In accordance with the Children's Online Privacy Protection Act of 1998, eCRUSH shut down the existing accounts of children who identified themselves as being under thirteen. According to a Red Herring article, "eCRUSHONLINE.com is seizing an elusive but highly desirable audience of young, mostly female viewers, ranging in age from 10 to 37." According to that article, the service saw its biggest growth at high schools and colleges.
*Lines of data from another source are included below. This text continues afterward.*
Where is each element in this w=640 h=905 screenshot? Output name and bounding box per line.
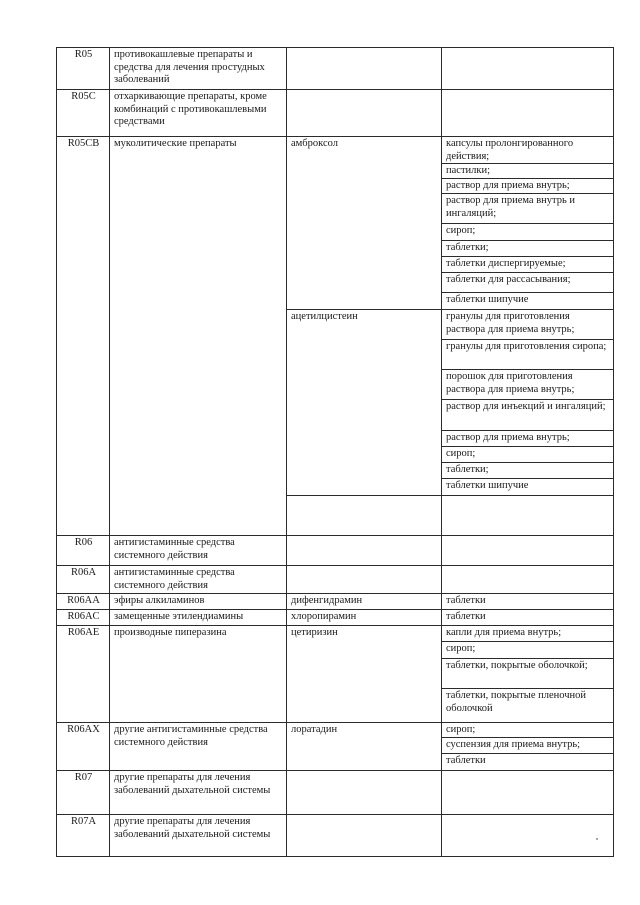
dosage-form [442, 565, 614, 593]
dosage-form: таблетки шипучие [442, 293, 614, 310]
active-substance [287, 90, 442, 137]
dosage-form: раствор для инъекций и ингаляций; [442, 400, 614, 431]
anatomical-therapeutic-group: отхаркивающие препараты, кроме комбинаций с противокашлевыми средствами [110, 90, 287, 137]
active-substance [287, 565, 442, 593]
atc-code: R06AA [57, 593, 110, 609]
anatomical-therapeutic-group: антигистаминные средства системного действия [110, 535, 287, 565]
anatomical-therapeutic-group: противокашлевые препараты и средства для лечения простудных заболеваний [110, 48, 287, 90]
dosage-form: таблетки шипучие [442, 479, 614, 496]
table-row [57, 625, 614, 641]
anatomical-therapeutic-group: другие препараты для лечения заболеваний дыхательной системы [110, 814, 287, 856]
atc-code: R07A [57, 814, 110, 856]
atc-code: R05C [57, 90, 110, 137]
table-row [57, 770, 614, 814]
table-row [57, 814, 614, 856]
dosage-form: таблетки [442, 609, 614, 625]
dosage-form: капсулы пролонгированного действия; [442, 137, 614, 164]
active-substance [287, 770, 442, 814]
table-row [57, 90, 614, 137]
dosage-form: сироп; [442, 641, 614, 658]
dosage-form [442, 90, 614, 137]
active-substance [287, 535, 442, 565]
dosage-form [442, 48, 614, 90]
atc-code: R06 [57, 535, 110, 565]
dosage-form: таблетки диспергируемые; [442, 257, 614, 273]
drug-list-table [56, 47, 614, 857]
atc-code: R06A [57, 565, 110, 593]
dosage-form: гранулы для приготовления сиропа; [442, 340, 614, 370]
active-substance: ацетилцистеин [287, 310, 442, 496]
dosage-form: таблетки [442, 593, 614, 609]
dosage-form: сироп; [442, 447, 614, 463]
dosage-form [442, 770, 614, 814]
anatomical-therapeutic-group: производные пиперазина [110, 625, 287, 722]
anatomical-therapeutic-group: муколитические препараты [110, 137, 287, 536]
dosage-form: таблетки [442, 753, 614, 770]
dosage-form: таблетки, покрытые пленочной оболочкой [442, 688, 614, 722]
atc-code: R07 [57, 770, 110, 814]
dosage-form: раствор для приема внутрь; [442, 431, 614, 447]
active-substance: дифенгидрамин [287, 593, 442, 609]
atc-code [287, 496, 442, 536]
dosage-form: таблетки; [442, 463, 614, 479]
atc-code: R05CB [57, 137, 110, 536]
active-substance [287, 48, 442, 90]
atc-code: R05 [57, 48, 110, 90]
active-substance [287, 814, 442, 856]
scan-speck [596, 838, 598, 840]
dosage-form: гранулы для приготовления раствора для приема внутрь; [442, 310, 614, 340]
active-substance: хлоропирамин [287, 609, 442, 625]
dosage-form: сироп; [442, 722, 614, 737]
anatomical-therapeutic-group: другие антигистаминные средства системного действия [110, 722, 287, 770]
table-row [57, 535, 614, 565]
dosage-form [442, 814, 614, 856]
anatomical-therapeutic-group: замещенные этилендиамины [110, 609, 287, 625]
anatomical-therapeutic-group [442, 496, 614, 536]
atc-code: R06AC [57, 609, 110, 625]
dosage-form: пастилки; [442, 164, 614, 179]
dosage-form: порошок для приготовления раствора для приема внутрь; [442, 370, 614, 400]
active-substance: амброксол [287, 137, 442, 310]
dosage-form: таблетки, покрытые оболочкой; [442, 658, 614, 688]
dosage-form [442, 535, 614, 565]
dosage-form: сироп; [442, 224, 614, 241]
table-row [57, 722, 614, 737]
dosage-form: таблетки для рассасывания; [442, 273, 614, 293]
table-row [57, 137, 614, 164]
dosage-form: таблетки; [442, 241, 614, 257]
anatomical-therapeutic-group: антигистаминные средства системного действия [110, 565, 287, 593]
active-substance: цетиризин [287, 625, 442, 722]
dosage-form: раствор для приема внутрь и ингаляций; [442, 194, 614, 224]
active-substance: лоратадин [287, 722, 442, 770]
table-row [57, 48, 614, 90]
atc-code: R06AE [57, 625, 110, 722]
anatomical-therapeutic-group: эфиры алкиламинов [110, 593, 287, 609]
dosage-form: раствор для приема внутрь; [442, 179, 614, 194]
table-row [57, 609, 614, 625]
dosage-form: капли для приема внутрь; [442, 625, 614, 641]
dosage-form: суспензия для приема внутрь; [442, 737, 614, 753]
atc-code: R06AX [57, 722, 110, 770]
anatomical-therapeutic-group: другие препараты для лечения заболеваний дыхательной системы [110, 770, 287, 814]
table-row [57, 565, 614, 593]
table-row [57, 593, 614, 609]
===The "Don't Be An Idiot" Campaign===

In January 2009, eSPIN began the "Don't Be An Idiot" campaign to educate teens about online safety. The campaign consisted of a safety hub page, a safety quiz, a YouTube video and a place to submit safety stories.

===Spam related issues===

The company's emails promised, "At eCRUSH, we know how important your love life is to you, and we would never take advantage of your emotions just to spam your crush." However, an April 22, 1999 article in Ohio University's The Post argued, "It is rare to be matched up with your one and only by trickery or bizarre circumstance. When eCRUSH's initial e-mail is sent, the recipient might discard it like a chain letter or an invitation to a porn site".

The "Someone has an eCRUSH on you" emails did not list the name of anyone the friend knows; therefore, a recipient unfamiliar with eCRUSH could very well interpret them as spam. Moreover, as with many commercial emails, eCRUSH's messages contained images that, for privacy reasons, would be peremptorily blocked by most modern email clients – another red flag suggesting spam to many users. Lastly, the email subject lines – for example, "Someone you know likes you!" — resembled those employed in mass mailings from other dating sites.

===Deactivation of Websites===

On August 1, 2011, the entire eCRUSH/eSPIN network was deactivated by Hearst Digital Media, and all eCRUSH-related domains began redirecting to a Seventeen.com-hosted landing page.